支行已经好几年没有出现过烂账了。我依稀记得上一次出现烂账也只不过是某个房产按揭的客户欠了二十来万。因此,支行一下子就沸腾了起来。很多同事在私底下议论纷纷。但他们在徐达面前还是相当收敛,只字不提。张行长更是紧张得连擤鼻涕都顾不上。他频繁地把副行长、行助理以及徐达叫去行长室。然而,他们似乎无计可施。现在的徐达已经不敢再去跑什么客户了。他每天都准时回到办公室,并乖乖地一直呆到下班。至于他名下的其它客户也跟着倒霉,因为当他们要提款的时候,行助理、副行长和行长总会以各种理由拒绝提款申请。
除此之外,张行长要求徐达尽快将他名下的客户重新做一次尽职调查。那么繁琐的工作,徐达以往都是使唤小汪去干的。不过,现在徐达已经使唤不了小汪了。小汪自从获得了我的承诺后,他甚至连正眼都没有看一下徐达。可怜的徐达几天下来消瘦了不少,也许是由于晚上加班熬夜整理资料,他甚至有了相当严重的黑眼圈。远远看去,徐达现在就像一只营养不良的熊猫。
一天下午,徐达又被张行长喊去行长室了。办公室里就剩下陈大文、小汪和我。
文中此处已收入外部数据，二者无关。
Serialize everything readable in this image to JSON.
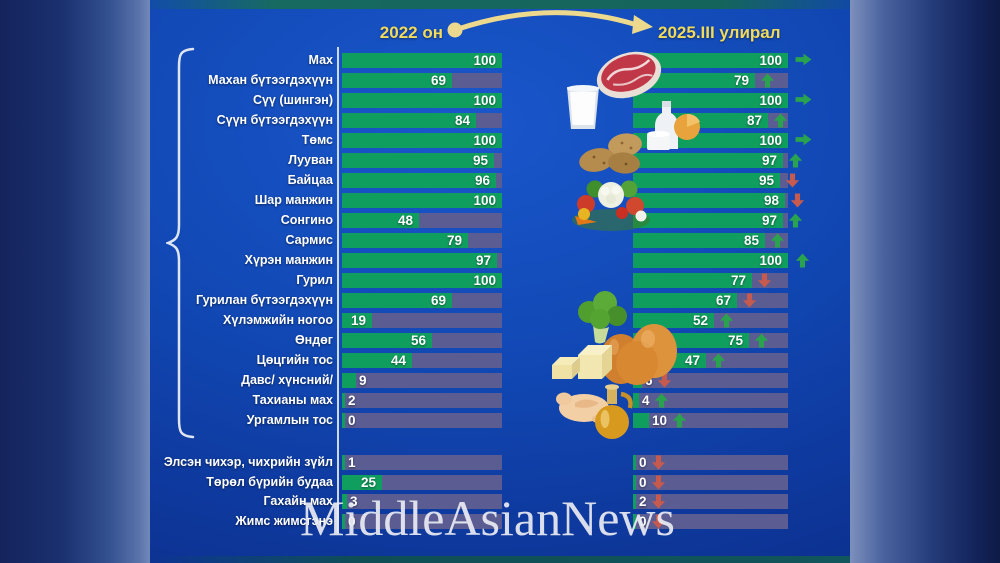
{
  "header": {
    "left_label": "2022 он",
    "right_label": "2025.III улирал"
  },
  "watermark": "MiddleAsianNews",
  "colors": {
    "bar_green": "#109e5e",
    "bar_remainder": "#5a5c92",
    "arrow_up": "#2aa34e",
    "arrow_down": "#c65a4e",
    "arrow_same": "#2aa34e",
    "header_text": "#f2da5b",
    "header_arrow": "#ecd98e",
    "label_text": "#ffffff",
    "panel_blue": "#1148b4",
    "watermark_color": "#e9ebf2"
  },
  "icons": [
    "beef-icon",
    "milk-glass-icon",
    "dairy-products-icon",
    "potatoes-icon",
    "vegetables-icon",
    "broccoli-icon",
    "eggs-icon",
    "butter-icon",
    "chicken-icon",
    "cooking-oil-icon"
  ],
  "chart_data": {
    "type": "bar",
    "orientation": "horizontal",
    "value_range": [
      0,
      100
    ],
    "legend_position": "top",
    "series_names": [
      "2022 он",
      "2025.III улирал"
    ],
    "trend_legend": {
      "up": "green up arrow",
      "down": "red down arrow",
      "same": "green right arrow"
    },
    "rows": [
      {
        "label": "Мах",
        "v2022": 100,
        "v2025": 100,
        "trend": "same",
        "group": 1
      },
      {
        "label": "Махан бүтээгдэхүүн",
        "v2022": 69,
        "v2025": 79,
        "trend": "up",
        "group": 1
      },
      {
        "label": "Сүү (шингэн)",
        "v2022": 100,
        "v2025": 100,
        "trend": "same",
        "group": 1
      },
      {
        "label": "Сүүн бүтээгдэхүүн",
        "v2022": 84,
        "v2025": 87,
        "trend": "up",
        "group": 1
      },
      {
        "label": "Төмс",
        "v2022": 100,
        "v2025": 100,
        "trend": "same",
        "group": 1
      },
      {
        "label": "Лууван",
        "v2022": 95,
        "v2025": 97,
        "trend": "up",
        "group": 1
      },
      {
        "label": "Байцаа",
        "v2022": 96,
        "v2025": 95,
        "trend": "down",
        "group": 1
      },
      {
        "label": "Шар манжин",
        "v2022": 100,
        "v2025": 98,
        "trend": "down",
        "group": 1
      },
      {
        "label": "Сонгино",
        "v2022": 48,
        "v2025": 97,
        "trend": "up",
        "group": 1
      },
      {
        "label": "Сармис",
        "v2022": 79,
        "v2025": 85,
        "trend": "up",
        "group": 1
      },
      {
        "label": "Хүрэн манжин",
        "v2022": 97,
        "v2025": 100,
        "trend": "up",
        "group": 1
      },
      {
        "label": "Гурил",
        "v2022": 100,
        "v2025": 77,
        "trend": "down",
        "group": 1
      },
      {
        "label": "Гурилан бүтээгдэхүүн",
        "v2022": 69,
        "v2025": 67,
        "trend": "down",
        "group": 1
      },
      {
        "label": "Хүлэмжийн ногоо",
        "v2022": 19,
        "v2025": 52,
        "trend": "up",
        "group": 1
      },
      {
        "label": "Өндөг",
        "v2022": 56,
        "v2025": 75,
        "trend": "up",
        "group": 1
      },
      {
        "label": "Цөцгийн тос",
        "v2022": 44,
        "v2025": 47,
        "trend": "up",
        "group": 1
      },
      {
        "label": "Давс/ хүнсний/",
        "v2022": 9,
        "v2025": 6,
        "trend": "down",
        "group": 1
      },
      {
        "label": "Тахианы мах",
        "v2022": 2,
        "v2025": 4,
        "trend": "up",
        "group": 1
      },
      {
        "label": "Ургамлын тос",
        "v2022": 0,
        "v2025": 10,
        "trend": "up",
        "group": 1
      },
      {
        "label": "Элсэн чихэр, чихрийн зүйл",
        "v2022": 1,
        "v2025": 0,
        "trend": "down",
        "group": 2
      },
      {
        "label": "Төрөл бүрийн будаа",
        "v2022": 25,
        "v2025": 0,
        "trend": "down",
        "group": 2
      },
      {
        "label": "Гахайн мах",
        "v2022": 3,
        "v2025": 2,
        "trend": "down",
        "group": 2
      },
      {
        "label": "Жимс жимсгэнэ",
        "v2022": 0,
        "v2025": 0,
        "trend": "down",
        "group": 2
      }
    ]
  }
}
陈大文突然收到了一个电话,脸色大变。
“这个死胖子,这下好了!大家都被他连累了!”陈大文气哄哄地说道。
“大文哥,什么情况啊?”我问道。
正在抽烟的小汪马上凑了过来。
“我刚听总行的朋友说,我们支行的年终奖金被减去了一半。”陈大文说。
“什么?”我和小汪异口同声地喊道。
“是因为徐达的那笔烂账吗?”我问。
“除了这个还能有什么原因?”陈大文生气地回道。
“大文哥,你也用不着那么生气。这根本影响不到你,因为你根本就没有业务。”小汪哈哈大笑。
“你又好得了我多少?徐达每年年终顶多不也就发个一千元的红包给你吗?”陈大文嘲讽道。
我没有作声,因为我知道在发年终奖金前提出辞职,十有八九是不会收到奖金的。所以,这个坏消息对我同样没有影响。
支行的年终奖金减半一事很快就在支行传开了,同事们怨声四起。他们现在已经无法收敛了,直接在徐达面前抱怨。有部分男同事甚至时不时地来我们办公室挖苦徐达。被挖苦多了,徐达受不了,但他又不敢不来支行报到。万一张行长找他,自己不能第一时间赶到,恐怕处境更为不妙。因此,徐达每天一早来支行打完卡,就躲在楼下的那家便利店里喝可乐。只要张行长找他,他就立刻冲上来。
又过了几天,年终的奖金发下来了。我发现自己竟然也有年终奖。这实在是太意外了!
收到年终奖的当天下午,张行长把我叫去了。也许是张行长最近心里一直装着比擤鼻涕更重要的事情,我发现他现在已经没有擤鼻涕了。看他不再需要为鼻涕而烦恼,我替他感到高兴。与此同时,我又感到十分内疚。我感觉自己的辞职是对张行长的一种背叛。这种背叛的感觉在我发现自己收到了年终奖的那一刻,变得更加强烈。
我坐在张行长的办公桌前,不知道该怎么开口说话。我还以为张行长会痛快地挖苦我一顿,毕竟他最近因为徐达的事情,心情一直都很糟糕。没想到他看我坐着一声不吭,笑道:“小洪,你这是怎么了?另谋高就难道还开心不起来吗?”
“不是,行长。我只是没想到您还给我发年终奖。我不是都辞职了吗?”我说。
“该是你的就是你的。这跟你有没有辞职一点关系都没有。”张行长说。
“行长,我都不知道该说些什么了。总而言之我感谢您,感谢您对我所做的一切!”我说。
“小洪,如果我没记错的话,下星期五是你在支行工作的最后一天吧。我去约一场篮球赛,就当是给你践行。怎么样?”张行长说。
“那当然好啊!到时候我一定全力以赴,给行长您多传一些球。”我说。